Ourselves, of Course from Issue 51
She blamed him. He, of course, blamed her. They sat at opposite ends of the sofa, each refuting the other’s claim. My mother thrashed her section of the newspaper
“Quit it,” she ordered.
“I have nothing to quit,” my father said. “I turned the page.”
“You don’t have to shake the whole sofa.”
“No,” he said, “I don’t.”
They paused for a moment and retreated, both puzzled by such obstinate lies.
This argument aside, it has been a good morning. It was the day of my conception.
“We hadn’t been to bed, I mean bed, for weeks,” my mother said. This was how she told the story, for years, to any willing listener. “We didn’t have the time,” she said. “We were pooped.”
The war was over. My father was in school, with one more year. My mother worked in a department store, selling furniture to wives whose husbands could afford it.
“The older fellows,” she said, “returned to jobs, but the younger ones, like your dad, had to start from scratch.”
My father, in his forties, fifties, and even sixties, did his best to look boyish. It was his part. He’d tilt his head and display a grin that looked more like a grimace.

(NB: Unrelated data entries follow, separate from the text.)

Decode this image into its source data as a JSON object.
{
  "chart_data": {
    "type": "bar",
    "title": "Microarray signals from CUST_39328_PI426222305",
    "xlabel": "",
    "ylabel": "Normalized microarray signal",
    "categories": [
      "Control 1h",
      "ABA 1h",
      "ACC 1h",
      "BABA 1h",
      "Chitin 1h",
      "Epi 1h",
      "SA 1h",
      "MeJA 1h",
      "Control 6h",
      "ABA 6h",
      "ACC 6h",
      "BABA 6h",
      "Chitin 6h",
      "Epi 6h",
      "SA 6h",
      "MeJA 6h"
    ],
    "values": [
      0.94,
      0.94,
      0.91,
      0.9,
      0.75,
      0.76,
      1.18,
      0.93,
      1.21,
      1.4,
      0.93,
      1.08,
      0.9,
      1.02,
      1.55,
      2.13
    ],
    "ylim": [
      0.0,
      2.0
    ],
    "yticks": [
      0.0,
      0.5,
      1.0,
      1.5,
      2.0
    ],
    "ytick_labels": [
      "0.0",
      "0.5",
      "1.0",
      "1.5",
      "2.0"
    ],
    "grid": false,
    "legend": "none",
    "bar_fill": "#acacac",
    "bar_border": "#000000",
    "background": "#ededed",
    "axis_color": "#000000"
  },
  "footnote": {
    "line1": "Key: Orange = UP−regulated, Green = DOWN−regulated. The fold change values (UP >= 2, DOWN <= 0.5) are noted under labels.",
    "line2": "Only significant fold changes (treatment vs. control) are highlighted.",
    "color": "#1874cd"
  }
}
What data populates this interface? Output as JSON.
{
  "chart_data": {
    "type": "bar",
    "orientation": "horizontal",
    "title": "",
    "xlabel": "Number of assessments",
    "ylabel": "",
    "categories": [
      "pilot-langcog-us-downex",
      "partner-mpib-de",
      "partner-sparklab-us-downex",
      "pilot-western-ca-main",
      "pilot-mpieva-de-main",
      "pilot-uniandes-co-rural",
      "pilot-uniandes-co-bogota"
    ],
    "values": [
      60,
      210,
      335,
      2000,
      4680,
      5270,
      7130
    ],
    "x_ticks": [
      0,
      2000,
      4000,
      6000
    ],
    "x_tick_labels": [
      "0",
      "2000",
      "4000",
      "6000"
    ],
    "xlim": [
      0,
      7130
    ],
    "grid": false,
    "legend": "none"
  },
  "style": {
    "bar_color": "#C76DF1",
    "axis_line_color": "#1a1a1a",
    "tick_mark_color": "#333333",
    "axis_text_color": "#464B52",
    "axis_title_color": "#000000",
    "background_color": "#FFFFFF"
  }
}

This was all the cheer he could muster.
I thought of him this way for years, but when she dies, he lost his shrug and chuckle. His silent pattern vanished. T had no place without her words to frame it.
He didn’t seem to notice.
One day followed the next. Another came after that.
My sister and I took after his example. It was as if our mother had gone out of town and we had plenty to do. We followed the routine my father had learned.
He attended funerals fairly often. He’d come to that age.
Jill and i are approaching it. Her best friend from high school had a breast removed in April, and at my physical my doctor has decided it’s time to wiggle his finger up my rectum.
I attended my twenty-fifth high school reunion. The thirtieth hasn’t even been scheduled.